A merchant who wanted to navigate to trade would ask to “habere ad nabulum” even just a part of (if not all of) an anchor from someone who had one. This was the most advantageous and economic way of navigating without the expense of fitting out a ship or hiring it completely, or at least without risking a large amount of capital.

An old Venetian document

With the stipulation of the “Nabulum” the merchant (or several merchants together: “cum aliis compagnonibus”, reads a document of 1030), was obliged only to give back the anchor or the hired part of it (the “sors”) when the voyage was over. If it was impossible because the anchor had been lost on the voyage, he had to give back its value.

The anchor, a capital instrument par excellence, thus came to represent the entire ship and became also an investment instrument for those who wanted to exploit their savings. It is very rare to find the hiring of entire ships (or parts of them) in mediaeval documents, so the manuscripts use the term “naulizare” in Venice, or generally “pagare lo naulo”.

Other types of maritime contracts spread only centuries later, for example the exchange loan, a true financial instrument on which commercial enterprises would build their fortunes.

It all starts from the infringement procedure initiated by the EU

The changes in the VAT relief regime for yachting are the direct consequence of an infringement procedure issued in 2018 by the European Union on the taxation of yachts against Malta, Cyprus and Greece.

France was the first country to change its rules on yacht leasing, fearing that a similar infringement procedure would soon be issued against France itself. But Italy had left the door open so as to continue with the tax system that had brought undoubted advantages to yachting.

In fact, to meet complaints from the European Union, the regulations were modified on October 30th, 2020: the Tax Authority formulated a provision laying down that, to enjoy the VAT relief on yacht leasing, the user of the vessel (the yachtsmen, not the leasing company) upon request must furnish proof of having navigated outside community waters.

Acceptable proofs were:

  • the data of the A.I.S. (Automatic Identification System) if used;
  • two digital photographs of the vessel’s position for each week of navigation;
  • documentation proving the yacht had been moored outside the EU;
  • documentation regarding the purchase of goods and services relating to the use of the vessel in commercial companies located outside the Union.

The new regulations now introduced no longer accept these proofs.

The effects of the earlier regime

The tax concessions on yacht leasing in Italy and France, but also in other European countries, were based on the idea that the bigger the vessel the more likely it was to navigate outside European territorial waters that were not subject to tax.
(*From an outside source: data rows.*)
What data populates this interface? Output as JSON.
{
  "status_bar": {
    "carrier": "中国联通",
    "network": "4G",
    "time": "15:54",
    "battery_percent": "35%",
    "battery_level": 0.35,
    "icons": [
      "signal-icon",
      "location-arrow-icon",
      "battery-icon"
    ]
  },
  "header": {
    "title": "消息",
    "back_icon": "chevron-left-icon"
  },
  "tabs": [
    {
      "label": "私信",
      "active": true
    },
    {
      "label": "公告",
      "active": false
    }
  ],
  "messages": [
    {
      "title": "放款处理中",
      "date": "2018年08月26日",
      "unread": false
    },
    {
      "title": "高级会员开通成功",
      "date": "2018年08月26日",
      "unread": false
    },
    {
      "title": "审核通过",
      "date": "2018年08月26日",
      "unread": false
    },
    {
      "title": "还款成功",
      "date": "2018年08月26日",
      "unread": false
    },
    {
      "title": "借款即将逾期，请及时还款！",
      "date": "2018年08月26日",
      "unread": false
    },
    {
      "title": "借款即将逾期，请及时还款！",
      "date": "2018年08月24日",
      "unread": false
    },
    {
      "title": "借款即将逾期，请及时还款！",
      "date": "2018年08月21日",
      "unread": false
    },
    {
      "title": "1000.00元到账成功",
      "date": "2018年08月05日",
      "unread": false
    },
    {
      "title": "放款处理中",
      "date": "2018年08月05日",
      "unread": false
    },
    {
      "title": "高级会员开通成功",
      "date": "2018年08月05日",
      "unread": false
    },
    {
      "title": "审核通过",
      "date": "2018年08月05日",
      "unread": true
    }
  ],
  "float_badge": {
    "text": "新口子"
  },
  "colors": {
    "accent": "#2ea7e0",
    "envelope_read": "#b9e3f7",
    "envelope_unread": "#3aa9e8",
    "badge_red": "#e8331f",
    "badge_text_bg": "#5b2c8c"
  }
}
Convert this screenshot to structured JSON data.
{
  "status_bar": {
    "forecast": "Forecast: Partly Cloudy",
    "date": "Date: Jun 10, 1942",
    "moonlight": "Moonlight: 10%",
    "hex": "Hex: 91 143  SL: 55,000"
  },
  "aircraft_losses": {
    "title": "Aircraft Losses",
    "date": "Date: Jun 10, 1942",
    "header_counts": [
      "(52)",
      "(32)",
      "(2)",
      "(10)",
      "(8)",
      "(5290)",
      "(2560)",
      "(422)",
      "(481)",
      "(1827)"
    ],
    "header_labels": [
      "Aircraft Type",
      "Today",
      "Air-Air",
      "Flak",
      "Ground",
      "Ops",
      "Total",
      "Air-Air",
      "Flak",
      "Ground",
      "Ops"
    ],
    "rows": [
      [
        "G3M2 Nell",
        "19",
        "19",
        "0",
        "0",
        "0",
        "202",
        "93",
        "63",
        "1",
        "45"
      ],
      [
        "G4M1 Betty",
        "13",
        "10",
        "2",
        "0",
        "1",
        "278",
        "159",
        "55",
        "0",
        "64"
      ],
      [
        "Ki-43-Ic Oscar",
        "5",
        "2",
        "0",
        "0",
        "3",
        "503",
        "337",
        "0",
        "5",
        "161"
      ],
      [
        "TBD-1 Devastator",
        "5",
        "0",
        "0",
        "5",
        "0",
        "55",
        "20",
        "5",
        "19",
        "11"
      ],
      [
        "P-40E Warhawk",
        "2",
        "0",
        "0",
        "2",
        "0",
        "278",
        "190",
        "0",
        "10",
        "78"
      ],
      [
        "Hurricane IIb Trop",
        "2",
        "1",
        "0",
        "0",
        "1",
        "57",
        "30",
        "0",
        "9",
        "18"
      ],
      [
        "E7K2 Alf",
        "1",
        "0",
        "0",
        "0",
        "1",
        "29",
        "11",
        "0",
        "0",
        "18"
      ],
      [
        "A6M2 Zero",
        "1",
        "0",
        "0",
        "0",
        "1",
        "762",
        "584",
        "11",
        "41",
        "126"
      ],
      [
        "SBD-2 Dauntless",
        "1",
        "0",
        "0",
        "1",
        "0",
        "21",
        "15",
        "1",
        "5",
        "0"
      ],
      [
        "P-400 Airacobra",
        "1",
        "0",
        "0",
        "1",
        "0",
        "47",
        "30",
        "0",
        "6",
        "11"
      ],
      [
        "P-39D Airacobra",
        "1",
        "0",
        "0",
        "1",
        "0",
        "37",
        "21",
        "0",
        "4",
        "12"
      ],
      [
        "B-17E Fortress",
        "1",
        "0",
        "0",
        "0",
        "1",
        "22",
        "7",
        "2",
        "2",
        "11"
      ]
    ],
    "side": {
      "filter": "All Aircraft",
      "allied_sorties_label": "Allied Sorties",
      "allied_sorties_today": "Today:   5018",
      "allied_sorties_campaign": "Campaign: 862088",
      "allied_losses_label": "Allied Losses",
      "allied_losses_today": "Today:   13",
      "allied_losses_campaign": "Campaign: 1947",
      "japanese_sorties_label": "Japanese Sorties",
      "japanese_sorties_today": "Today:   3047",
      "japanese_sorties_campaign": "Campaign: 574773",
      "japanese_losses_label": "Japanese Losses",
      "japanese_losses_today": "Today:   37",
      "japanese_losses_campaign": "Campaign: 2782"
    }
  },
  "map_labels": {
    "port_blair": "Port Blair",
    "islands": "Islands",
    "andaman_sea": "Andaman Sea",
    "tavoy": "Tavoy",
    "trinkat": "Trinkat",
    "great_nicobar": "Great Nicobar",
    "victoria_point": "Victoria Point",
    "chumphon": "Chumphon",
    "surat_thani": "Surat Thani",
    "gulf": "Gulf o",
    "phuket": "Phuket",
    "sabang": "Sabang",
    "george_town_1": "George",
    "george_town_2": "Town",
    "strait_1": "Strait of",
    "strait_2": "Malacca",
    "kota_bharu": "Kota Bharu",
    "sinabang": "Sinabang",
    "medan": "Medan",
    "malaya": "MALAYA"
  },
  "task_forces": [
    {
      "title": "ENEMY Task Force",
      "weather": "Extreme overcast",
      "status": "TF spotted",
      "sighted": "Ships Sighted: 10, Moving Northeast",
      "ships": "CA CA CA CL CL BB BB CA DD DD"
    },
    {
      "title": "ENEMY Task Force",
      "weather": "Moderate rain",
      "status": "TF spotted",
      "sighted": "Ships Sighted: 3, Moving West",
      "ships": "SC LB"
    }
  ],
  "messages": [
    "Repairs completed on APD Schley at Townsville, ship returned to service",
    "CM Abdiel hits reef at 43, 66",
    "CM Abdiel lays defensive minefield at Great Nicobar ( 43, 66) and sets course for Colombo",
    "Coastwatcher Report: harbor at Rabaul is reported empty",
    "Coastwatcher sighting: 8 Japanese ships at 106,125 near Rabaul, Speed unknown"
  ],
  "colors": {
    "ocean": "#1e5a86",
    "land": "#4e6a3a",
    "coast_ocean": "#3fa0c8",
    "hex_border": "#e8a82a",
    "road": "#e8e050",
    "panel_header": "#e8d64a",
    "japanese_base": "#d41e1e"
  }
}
This abstract (and hard to demonstrate) concept was behind the formulae produced by the various tax authorities:

  • on the one hand, France authorised leasing companies to apply a flat rate reduction independently of the category of the vessel;
  • on the other hand, Italy set up relief coefficients differing according to the size of the yacht, distinguishing also between sailing yachts and motor yachts.

All this certainly provided a strong incentive to buy increasingly large yachts, thus supporting the yards building them. At the same time, it led many banks and financial companies into strong competition with finance often granted without evaluating the risks.

Now the new regulations have forced a radical rethink both of the financial offer and of the decisions of owners.